Das System Putin fürchtet Veränderungen
tagesschau.de: Zuletzt haben wir in der Region Chabarowsk nach der Abberufung des Gouverneurs ungewöhnlich wütende und große Proteste gegen die russische Regierung gesehen. Auch in Belarus gibt es seit Wochen Massenproteste gegen die Führung des Landes. Halten Sie einen Zusammenhang mit dem Zeitpunkt von Nawalnys mutmaßlicher Vergiftung für denkbar?
Sasse: Der Zeitpunkt ist schon bemerkenswert. Im Vorfeld der Regional- und Lokalwahlen, die jetzt im Herbst wieder an vielen verschiedenen Orten in Russland anstehen, ist es ohnehin für den Kreml opportun, Nawalny zu schwächen. Dabei lassen wir einmal dahingestellt, ob diese Art von Aktion direkt aus dem Umfeld des Kremls gesteuert wurde, und die Frage bleibt offen, ob sie zielführend ist. Aus der Binnenlogik Russlands heraus wäre ein Zusammenhang nachvollziehbar.
Aber es erscheint wahrscheinlicher, dass der jetzige Zeitpunkt auch damit zu tun hat, dass wir in Chabarowsk über mehrere Wochen große Proteste sehen, die nicht wieder richtig abklingen - und dass wir auch eine Massenmobilisierung von unten in Belarus beobachten. Zu beiden Themen hat sich Nawalny über seinen YouTube Kanal geäußert. Es spricht daraus auch die Furcht des Putin-Systems vor Veränderungen dieser Art: dass von unten her politische Forderungen nach einem Neuanfang gestellt werden.

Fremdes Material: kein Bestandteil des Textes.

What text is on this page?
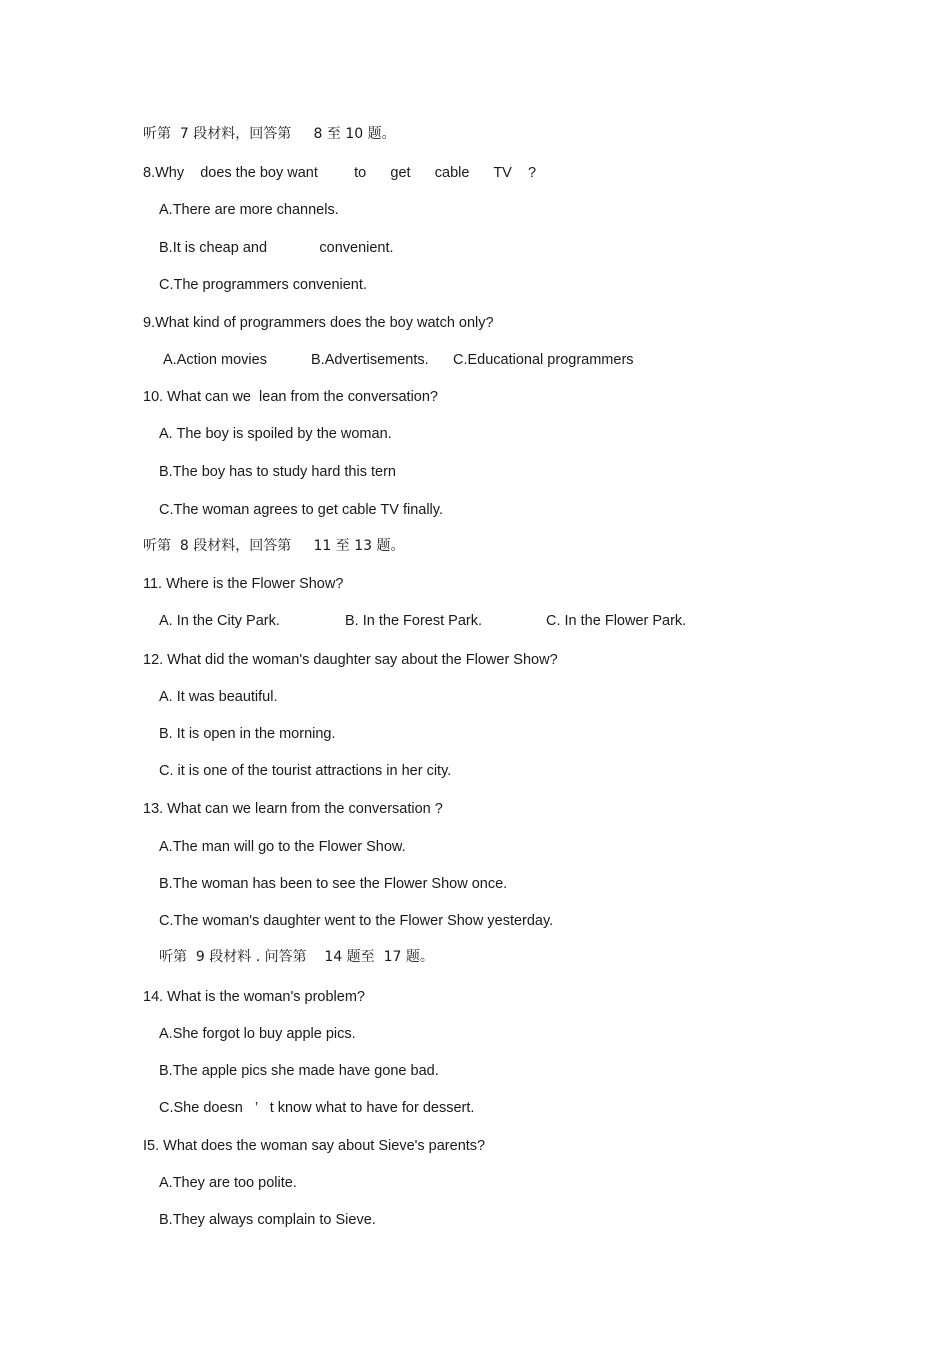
听第  7 段材料，回答第     8 至 10 题。
8.Why    does the boy want         to      get      cable      TV    ?
A.There are more channels.
B.It is cheap and             convenient.
C.The programmers convenient.
9.What kind of programmers does the boy watch only?
A.Action movies	B.Advertisements. C.Educational programmers
10. What can we  lean from the conversation?
A. The boy is spoiled by the woman.
B.The boy has to study hard this tern
C.The woman agrees to get cable TV finally.
听第  8 段材料，回答第     11 至 13 题。
11. Where is the Flower Show?
A. In the City Park.	B. In the Forest Park.	C. In the Flower Park.
12. What did the woman's daughter say about the Flower Show?
A. It was beautiful.
B. It is open in the morning.
C. it is one of the tourist attractions in her city.
13. What can we learn from the conversation ?
A.The man will go to the Flower Show.
B.The woman has been to see the Flower Show once.
C.The woman's daughter went to the Flower Show yesterday.
听第  9 段材料 . 问答第    14 题至  17 题。
14. What is the woman's problem?
A.She forgot lo buy apple pics.
B.The apple pics she made have gone bad.
C.She doesn   ’   t know what to have for dessert.
I5. What does the woman say about Sieve's parents?
A.They are too polite.
B.They always complain to Sieve.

Gefährliche Unzufriedenheit
tagesschau.de: Die Vorgänge sowohl in Chabarowsk als auch in Belarus zeigen: Wenn die Unzufriedenheit ein bestimmtes Maß erreicht, sind Proteste auch ohne klare Führungspersonen denkbar.
Sasse: Man muss mitdenken, dass in einem großen Land wie Russland die Proteste sich in den letzten Jahren verstärkt und auch verdichtet haben und eben nicht mehr nur auf Moskau oder Sankt Petersburg fokussiert sind, sie sich bisher aber noch nicht zu einer großen Bewegung verbunden haben, wie wir das jetzt in Belarus sehen. Sie sind häufig sehr lokal motiviert: gegen oder für einzelne Politiker wie in Chabarowsk, gegen Waldbrände, Stadtentwicklungsprogramme, Müllhalden - Dinge, bei denen Menschen einfordern, dass der Staat sich um sie und ihre Infrastruktur anders kümmern muss.
Diese Proteste werden zum Teil von den Teilnehmenden bewusst als apolitische Proteste bezeichnet, obwohl wir sie natürlich überhaupt nicht als apolitisch sehen würden. Sie haben bisher - bis auf vor den Stadtparlamentswahlen in Moskau 2019 und jetzt in Chabarowsk - selten explizit nach Putins Rücktritt gerufen. Das bietet natürlich ein gefährliches Potential aus Putins Perspektive.
tagesschau.de: Wenn es dann noch eine Person gibt, die sich überregional als Führungsfigur anbietet…
Sasse: Genau, an dieser Figur hängt viel. Nawalny ist und bleibt wichtig, unabhängig davon, ob und wie schnell er genesen wird - und davon, ob er jetzt im Ausland bleibt oder zurückkehrt. Von Maßnahmen wie einem Giftanschlag, auf den alle Indizien hinweisen, geht eine Symbolkraft aus. Das wird die Bewegung nicht lahmlegen, sondern kann in einer gewissen politischen Situation gerade noch mehr Sprengkraft entwickeln.